3. It Will Help You Stay Healthy
Research has often pointed out that work-related stress can be very detrimental to one’s health. It can lead to health problems like weight gain, weak immune system. and heart problems. Work stress can also affect mental health immensely, causing anxiety, depression, and other mental disorders, if not treated and managed immediately.
Work-related stress is inevitable, but if you enjoy the work you do, it will more likely be a healthy kind of stress. It may even improve your quality of life because your work does not overlap in your personal life.
- 4. It Will Help You Inspire Your Peers
It is not uncommon to see people not pursuing the careers they want because of fear. There is always a high risk involved if you are already in a stable job, and you suddenly want to shift to a completely unknown territory. Some also get discouraged in changing careers because of the opinions of their loved ones.
However, if you take on the challenge and push yourself to do a job that you are passionate about, other people may take you as an inspiration to change careers and pursue their dream jobs. There will surely be some challenges and difficulties along the way, but if it is something you would love to do, you will embrace it wide open and do something you will be proud of.
- 5. It Helps Improve Your Relationships
Staying positive can spread easily to every aspect of our lives. It can nurture positive outlooks and good relationships with other people. However, when people experience too much stress due to work, they tend to have emotional meltdowns, causing damage to relationships and other adverse effects that can affect their lives. It could also discourage others from becoming close to them or even get intimidated to ask for their help.
But if you love doing your job, you will be less stressed and more motivated. You will also have a more positive attitude towards your work, and your colleagues will find you more amicable.
- 6. It Will Help You Succeed
If you are enjoying the job you have, you will not feel like you are working.

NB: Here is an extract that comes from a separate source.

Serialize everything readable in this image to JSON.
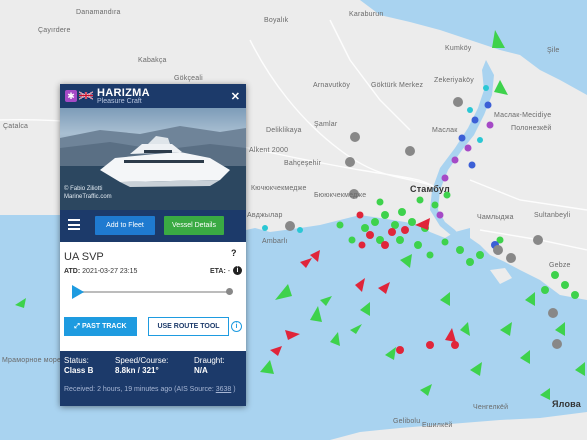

It will feel like a pair of shoes that fits perfectly on your feet. You will constantly feel inspired, motivated, and exhilarated.
Every problem you will face will turn into challenges that you can overcome. You will be able to smile and push yourself to do your best to attain your goals, and there is also no need for anyone to watch you work to keep you going. These positive sentiments will transpire to all the things you do even outside work, giving you a good sense of control over your life which you may never have found in your old job.
- 7. It Will Make You Happy
Finally, if you love your job, you will be happier than ever before. If you are struggling and unhappy with the job that you are in, you are only burdening yourself for something that you could have let go. Having these emotions may also affect your overall well-being and even your entire life. So, do not let yourself get stuck in a job that will not give you happiness.
Find available opportunities if there is a job that you want to pursue. When you find it, make sure to organise everything before you move to this new career. It may be unstable at first, but all your efforts will be worth it in the end. This could also be the career that will help you build the foundations for your later years.
Life is too short, so best enjoy it every step of the way. If you are unhappy about something, change it and do something about it. These quotes are applicable in all aspects of our lives, especially in our career and relationships. Build that career you truly wish to pursue because once you find it, everything will just perfectly fit together.
When everything moves according to plan, you will see a great difference in your life. So, take a leap of faith and look for your passion. Changing careers may be scary at first, but it will surely make you fulfilled, content, and grateful.